Ährenfusariosen: Enges Behandlungsfenster öffnet sich

von , am
08.06.2013

In Winterweizen beginnt mit der Blühphase das kritische Stadium für Infektionen mit Ährenfusariosen.

Die Symptome der Ährenfusariosen zeigen sich als partielle Taubährigkeit im Getreide. © hapo/landpixel
Ährenfusariosen können Ertragsverluste und Qualitätseinbußen sowie eine erhöhten Mykotoxinbelastung des Erntegutes verursachen. In seinem aktuellen Rat zum Pflanzenschutz geht das Sächsische Landesamt für Umwelt, Landwirtschaft und Geologie (LfULG) auf die Problematik ein. Für das Aufquellen der Perithecien (Fruchtkörper des Pilzes) auf den Vorfrucht-Stoppelresten von Mais und Getreide sind demnach die sehr feuchten Witterungsbedingungen in diesem Jahr sehr günstig, so dass von einem hohen Ascosporenflug auszugehen ist.
 
Auf jeden Fall bestehe für Risikoschläge mit
  • Vorfrucht Mais oder Winterweizen,
  • nicht wendender Bodenbearbeitung und
  • anfälliger Sorte (ab BSA-Einstufung 5)
eine erhöhte Infektionsgefahr.

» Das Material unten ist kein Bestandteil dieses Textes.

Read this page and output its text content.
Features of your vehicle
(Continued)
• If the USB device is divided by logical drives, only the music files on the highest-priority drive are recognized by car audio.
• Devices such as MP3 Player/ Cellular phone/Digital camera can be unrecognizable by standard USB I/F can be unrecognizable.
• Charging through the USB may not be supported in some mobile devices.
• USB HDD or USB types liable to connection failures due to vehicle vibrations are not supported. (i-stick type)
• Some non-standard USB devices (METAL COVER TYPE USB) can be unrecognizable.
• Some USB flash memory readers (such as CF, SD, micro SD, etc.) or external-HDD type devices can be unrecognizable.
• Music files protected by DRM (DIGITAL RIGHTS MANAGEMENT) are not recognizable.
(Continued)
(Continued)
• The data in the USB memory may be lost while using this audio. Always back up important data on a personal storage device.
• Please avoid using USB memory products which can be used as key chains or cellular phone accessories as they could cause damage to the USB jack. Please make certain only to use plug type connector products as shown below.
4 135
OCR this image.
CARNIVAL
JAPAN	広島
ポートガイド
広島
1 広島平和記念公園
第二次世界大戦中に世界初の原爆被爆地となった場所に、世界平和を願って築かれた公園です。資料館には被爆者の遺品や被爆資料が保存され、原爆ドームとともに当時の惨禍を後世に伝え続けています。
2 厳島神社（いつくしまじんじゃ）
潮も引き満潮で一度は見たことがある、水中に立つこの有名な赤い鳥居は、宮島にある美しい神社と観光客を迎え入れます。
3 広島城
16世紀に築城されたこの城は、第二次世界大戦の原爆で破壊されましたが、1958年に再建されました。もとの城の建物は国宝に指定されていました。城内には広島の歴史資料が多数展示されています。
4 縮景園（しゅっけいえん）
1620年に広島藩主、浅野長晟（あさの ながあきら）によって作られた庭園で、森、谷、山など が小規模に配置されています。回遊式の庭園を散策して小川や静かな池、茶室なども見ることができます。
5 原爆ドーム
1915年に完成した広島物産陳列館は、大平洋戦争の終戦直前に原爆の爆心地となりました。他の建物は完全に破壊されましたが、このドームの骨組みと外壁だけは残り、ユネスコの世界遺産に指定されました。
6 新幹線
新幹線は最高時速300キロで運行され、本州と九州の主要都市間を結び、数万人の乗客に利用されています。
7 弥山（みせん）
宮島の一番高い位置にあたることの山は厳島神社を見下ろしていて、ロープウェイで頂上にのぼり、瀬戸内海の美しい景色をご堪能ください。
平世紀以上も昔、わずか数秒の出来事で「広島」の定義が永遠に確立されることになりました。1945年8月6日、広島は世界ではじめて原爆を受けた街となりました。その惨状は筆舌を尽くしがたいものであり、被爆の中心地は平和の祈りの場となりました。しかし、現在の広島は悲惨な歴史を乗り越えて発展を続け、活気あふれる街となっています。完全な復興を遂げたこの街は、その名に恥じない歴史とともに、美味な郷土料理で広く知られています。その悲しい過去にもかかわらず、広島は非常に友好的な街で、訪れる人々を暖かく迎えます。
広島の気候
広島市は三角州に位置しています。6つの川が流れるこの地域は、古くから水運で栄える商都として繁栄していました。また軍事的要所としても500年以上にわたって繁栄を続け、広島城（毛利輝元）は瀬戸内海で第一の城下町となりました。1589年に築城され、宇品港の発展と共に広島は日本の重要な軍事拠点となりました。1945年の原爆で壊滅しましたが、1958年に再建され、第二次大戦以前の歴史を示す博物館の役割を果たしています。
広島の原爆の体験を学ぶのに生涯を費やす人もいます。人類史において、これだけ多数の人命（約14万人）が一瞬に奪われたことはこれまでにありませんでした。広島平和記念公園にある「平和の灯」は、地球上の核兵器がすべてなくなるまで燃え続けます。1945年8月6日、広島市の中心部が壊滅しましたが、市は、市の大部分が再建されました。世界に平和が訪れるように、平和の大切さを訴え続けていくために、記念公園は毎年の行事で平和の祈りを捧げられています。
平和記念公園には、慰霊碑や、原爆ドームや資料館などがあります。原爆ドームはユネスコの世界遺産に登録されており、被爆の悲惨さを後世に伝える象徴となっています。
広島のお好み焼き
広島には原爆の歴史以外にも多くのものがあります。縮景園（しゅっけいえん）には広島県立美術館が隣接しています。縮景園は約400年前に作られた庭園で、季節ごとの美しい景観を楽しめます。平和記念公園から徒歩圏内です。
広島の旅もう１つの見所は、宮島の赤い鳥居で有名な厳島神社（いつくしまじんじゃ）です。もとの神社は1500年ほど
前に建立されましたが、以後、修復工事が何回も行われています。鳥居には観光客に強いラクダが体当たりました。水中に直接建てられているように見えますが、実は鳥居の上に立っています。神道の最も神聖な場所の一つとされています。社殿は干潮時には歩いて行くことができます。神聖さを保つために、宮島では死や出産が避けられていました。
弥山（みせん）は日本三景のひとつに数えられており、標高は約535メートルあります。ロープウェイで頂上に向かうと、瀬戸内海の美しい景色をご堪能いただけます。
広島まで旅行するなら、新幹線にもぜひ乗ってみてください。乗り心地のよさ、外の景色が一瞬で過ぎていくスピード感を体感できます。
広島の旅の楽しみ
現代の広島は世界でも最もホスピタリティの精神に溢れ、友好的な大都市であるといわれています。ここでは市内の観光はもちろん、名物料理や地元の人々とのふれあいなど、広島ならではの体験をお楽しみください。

Das gelte auch für Maisvorfrucht und Bodenbearbeitung mit dem Pflug. Kritisch könne es laut LfULG Sachsen in diesem Jahr auch für weniger gefährdete Bestände mit Sorten ab einer Einstufung von BSA-Note 5 wie beispielsweise Rapsvorfrucht/pfluglose Bestellung, Sorte JB Asano werden.

Enges Behandlungsfenster

"Die in den nächsten Tagen zu erwarteten ansteigenden Temperaturen mit weiteren Schauern und Gewittern werden nicht zur Entspannung der Situation führen und erfordern jeweils eine genaue Abschätzung der konkreten Situation vor Ort", empfiehlt das LfULG Sachsen. Der optimale Behandlungstermin liege zwischen einen bis zwei Tage vor bis drei Tage nach einem Niederschlagsereignis im BBCH 61 bis 69, bei Temperaturen ab 16 °C. 

Richtige Dosierung

Bezüglich der Bekämpfung geben die Pflanzenbauexperten von N.U. Agrar folgenden Rat: Die Bekämpfungsmaßnahme kann - soweit zugelassen und keine Verätzungen zu erwarten sind - mit geringerer Wassermenge durchgeführt werden. Dabei ist aber zu beachten, dass gleichzeitig die Konzentration der Wirkstoffe ansteigt. Somit muss die Konzentration bei schärfer formulierten Fungiziden dem Wasseraufwand angepasst werden. Voraussetzung sei, dass der Weizen nach ausreichenden Fungizidvorlagen gesund ist und die PSM-Zulassung das auch ermögliche. Des Weiteren ist bei der Maßnahme laut N.U. Agrar auf eine ausreichende Benetzung der Ähre zu achten, die durch Zugabe von geeigneten Additiven verbessert werden könne.